Le Système des Nations Unies en République démocratique du Congo se veut rassurant. Le recensement général de la population, en préparation, ne viendra en aucun cas compromettre l’organisation des élections dans les délais constitutionnels.
Lors d’une conférence de presse tenue ce mercredi 15 juillet au quartier général de la Mission de l’Organisation des Nations Unies pour la stabilisation en RDC (MONUSCO), le coordonnateur résident a.i., Damien Mama, a tenu à clarifier la position du système onusien face aux préoccupations grandissantes autour de ce processus.
« Le recensement est une opération importante pour la planification du développement, mais il ne peut pas empiéter sur l’organisation des élections dans les délais prévus par la Constitution », a-t-il insisté, appelant à dissocier clairement les deux processus.

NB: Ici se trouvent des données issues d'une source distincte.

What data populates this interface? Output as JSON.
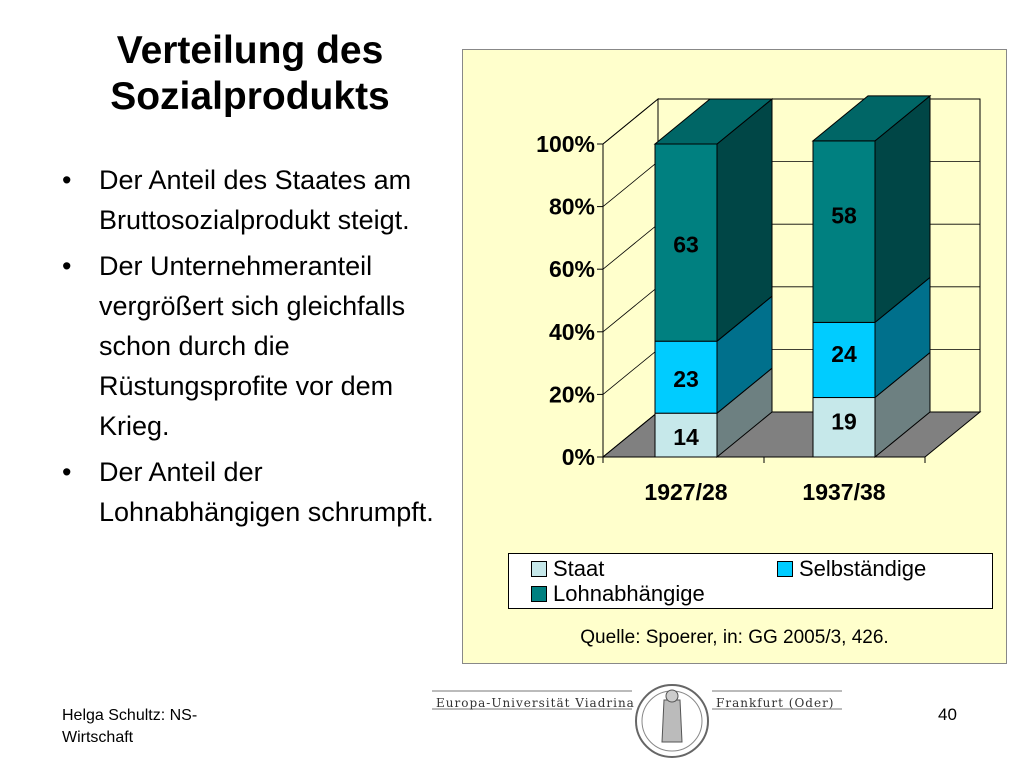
{
  "slide": {
    "title_line1": "Verteilung des",
    "title_line2": "Sozialprodukts",
    "bullets": [
      "Der Anteil des Staates am Bruttosozialprodukt steigt.",
      "Der Unternehmeranteil vergrößert sich gleichfalls schon durch die Rüstungsprofite vor dem Krieg.",
      "Der Anteil der Lohnabhängigen schrumpft."
    ],
    "bullet_glyph": "•",
    "source": "Quelle: Spoerer, in: GG 2005/3, 426.",
    "footer_line1": "Helga Schultz: NS-",
    "footer_line2": "Wirtschaft",
    "page_number": "40",
    "logo_left": "Europa-Universität Viadrina",
    "logo_right": "Frankfurt (Oder)"
  },
  "chart_data": {
    "type": "bar",
    "stacked": "percent",
    "categories": [
      "1927/28",
      "1937/38"
    ],
    "series": [
      {
        "name": "Staat",
        "values": [
          14,
          19
        ],
        "color": "#c6e8ea"
      },
      {
        "name": "Selbständige",
        "values": [
          23,
          24
        ],
        "color": "#00ccff"
      },
      {
        "name": "Lohnabhängige",
        "values": [
          63,
          58
        ],
        "color": "#008080"
      }
    ],
    "y_ticks": [
      "0%",
      "20%",
      "40%",
      "60%",
      "80%",
      "100%"
    ],
    "ylim": [
      0,
      100
    ],
    "legend_position": "bottom",
    "background": "#ffffcc",
    "three_d": true
  }
}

Cette mise au point intervient dans un contexte marqué par la présentation du rapport de résultats Cadre de coopération des Nations Unies pour le développement durable (2025-2029), qui vise à renforcer l’appui stratégique aux politiques publiques en RDC.
Dans son propos introductif du rapport annuel 2025, le coordonnateur résident souligne que cette nouvelle phase de partenariat entre l’ONU et le gouvernement congolais s’inscrit dans un environnement particulièrement complexe, caractérisé notamment par la persistance des crises sécuritaires à l’Est, la pression sur les finances publiques et la baisse de l’aide internationale.

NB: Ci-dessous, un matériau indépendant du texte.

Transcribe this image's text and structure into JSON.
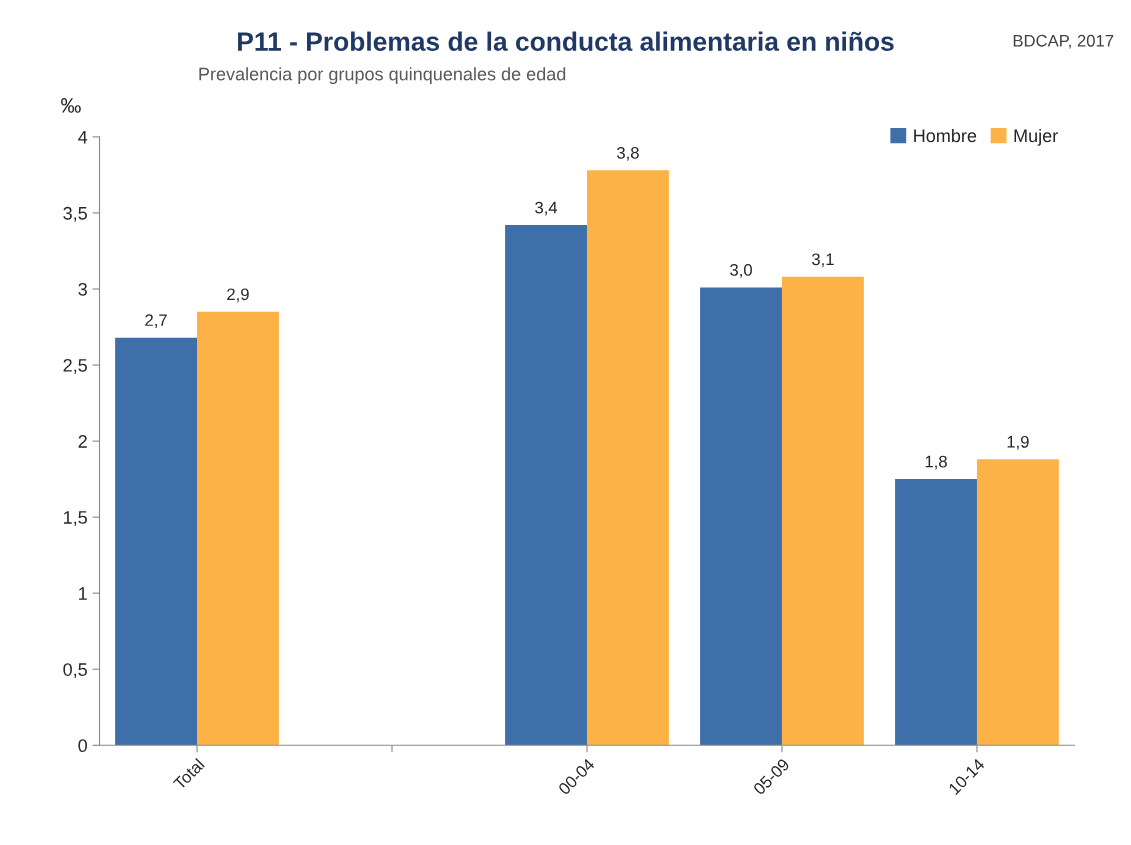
{
  "chart_data": {
    "type": "bar",
    "title": "P11 - Problemas de la conducta alimentaria en niños",
    "subtitle": "Prevalencia por grupos quinquenales de edad",
    "ylabel": "‰",
    "annotations": [
      "BDCAP, 2017"
    ],
    "categories": [
      "Total",
      null,
      "00-04",
      "05-09",
      "10-14"
    ],
    "series": [
      {
        "name": "Hombre",
        "color": "#3f6fa8",
        "values": [
          2.68,
          null,
          3.42,
          3.01,
          1.75
        ],
        "value_labels": [
          "2,7",
          null,
          "3,4",
          "3,0",
          "1,8"
        ]
      },
      {
        "name": "Mujer",
        "color": "#fdb248",
        "values": [
          2.85,
          null,
          3.78,
          3.08,
          1.88
        ],
        "value_labels": [
          "2,9",
          null,
          "3,8",
          "3,1",
          "1,9"
        ]
      }
    ],
    "ylim": [
      0,
      4
    ],
    "yticks": [
      0,
      {
        "value": 0.5,
        "label": "0,5"
      },
      1,
      {
        "value": 1.5,
        "label": "1,5"
      },
      2,
      {
        "value": 2.5,
        "label": "2,5"
      },
      3,
      {
        "value": 3.5,
        "label": "3,5"
      },
      4
    ],
    "grid": false,
    "legend": "top right"
  }
}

Malgré ces défis, le système onusien revendique des avancées notables, notamment en matière d’accès aux services sociaux de base, de protection des populations vulnérables et de cohésion sociale. Il met également en avant une évolution stratégique, privilégiant désormais le conseil et l’accompagnement des politiques publiques pour soutenir des réformes structurelles durables.
En terme de chiffres, 31 414 emplois créés, 110683 personnes ont accédé à des services financiers digitaux, 15025 ménages intégrés dans des mécanismes d’inclusion financière, 4700 jeunes, femmes et acteurs communautaires formés pour l’emploi, 174439 enfants enregistrés à l’État civil digitalisé…
Damien Mama a par ailleurs rappelé l’importance d’une approche coordonnée entre les différents partenaires gouvernement, institutions internationales, secteur privé et société civile pour réussir la transformation économique du pays et consolider la paix.
Cependant, des contraintes financières importantes subsistent. Seulement 35 % des ressources nécessaires ont été mobilisées en 2025, limitant la portée des interventions, notamment dans des secteurs clés comme la gouvernance et les systèmes de données.
Dans ce contexte, l’ONU appelle à un renforcement de la mobilisation des ressources internes et à une meilleure qualité de la dépense publique afin de garantir des résultats durables.
Au-delà des chiffres, le message est clair : le développement de la RDC repose sur une action collective, cohérente et soutenue dans le temps. Et pour le système des Nations Unies, cela ne saurait se faire au détriment du respect des engagements constitutionnels, notamment en matière électorale.